Ainda de acordo com Fachin, enquanto não houver lei que regulamente o direito de greve no serviço público, deve ser aplicada a legislação válida para o setor privado, conforme já decidido pelo STF, entretanto, a regra para a suspensão de pagamento não pode ser aplicada, pois os servidores públicos não contam com o instrumento do dissídio coletivo nem com a possibilidade de intervenção da Justiça do Trabalho para mediar o conflito. Logo, apenas a partir de determinação judicial, não havendo acordo entre as partes ou sendo constatada a ilegalidade ou abusividade da paralisação, é possível o corte nos salários. Esse entendimento não representa ausência de consequência para os grevistas, pois deverá haver compensação dos dias parados ao final do movimento. A paralisação no setor privado causa prejuízos econômicos a ambas as partes em decorrência da situação de perigo em que se coloca a atividade econômica o que, em geral, leva os interessados a buscarem acordo no menor tempo possível de forma a reduzirem as perdas. Já no setor público a lógica é diferente e, embora haja setores mais essenciais que outros, muitas vezes, o poder público posterga ao máximo o início das negociações:

“Permitir o desconto imediato no salário dos servidores públicos significa que os prejuízos do movimento paredista serão suportados apenas por uma das partes em litígio. Essa lógica praticamente aniquilaria o direito de greve no setor público”. (grifou-se).

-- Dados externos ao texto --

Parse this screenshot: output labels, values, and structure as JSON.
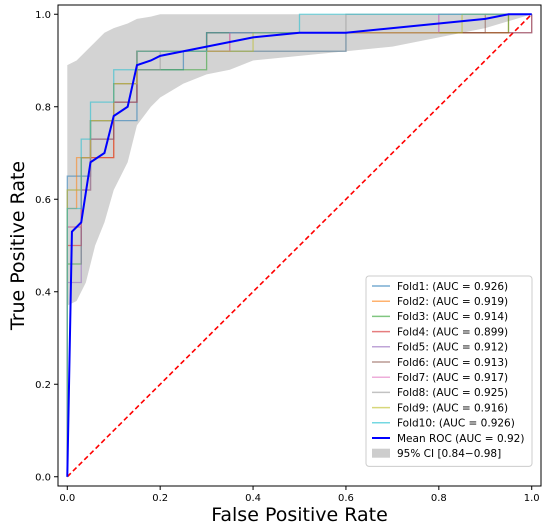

O julgamento foi interrompido pelo pedido de vista do Ministro Luís Roberto Barroso.

A conferir se o STF vai, em definitivo, sepultar o direito de greve dos servidores públicos – que é a consequência a que se chegará com a consolidação de entendimento de que a Administração Pública pode unilateralmente efetuar o desconto na remuneração dos servidores em greve, ainda que legal, não abusiva, pois bem reduzidas serão as categorias de servidores públicos que conseguirão suportar períodos de greve e, portanto, de ausência de recebimento de remuneração, durante longos períodos que fatalmente serão provocados pelos entes públicos com ausência de propostas concretas ou pura embromação nas negociações – ou se vai, finalmente, acenar positivamente com a concretização desse direito fundamental, tal como decidido em opção soberana do povo brasileiro reunido em Assembleia Nacional Constituinte em 1988.

O texto acima se trata da opinião do autor e não representa o pensamento do Portal Infonet.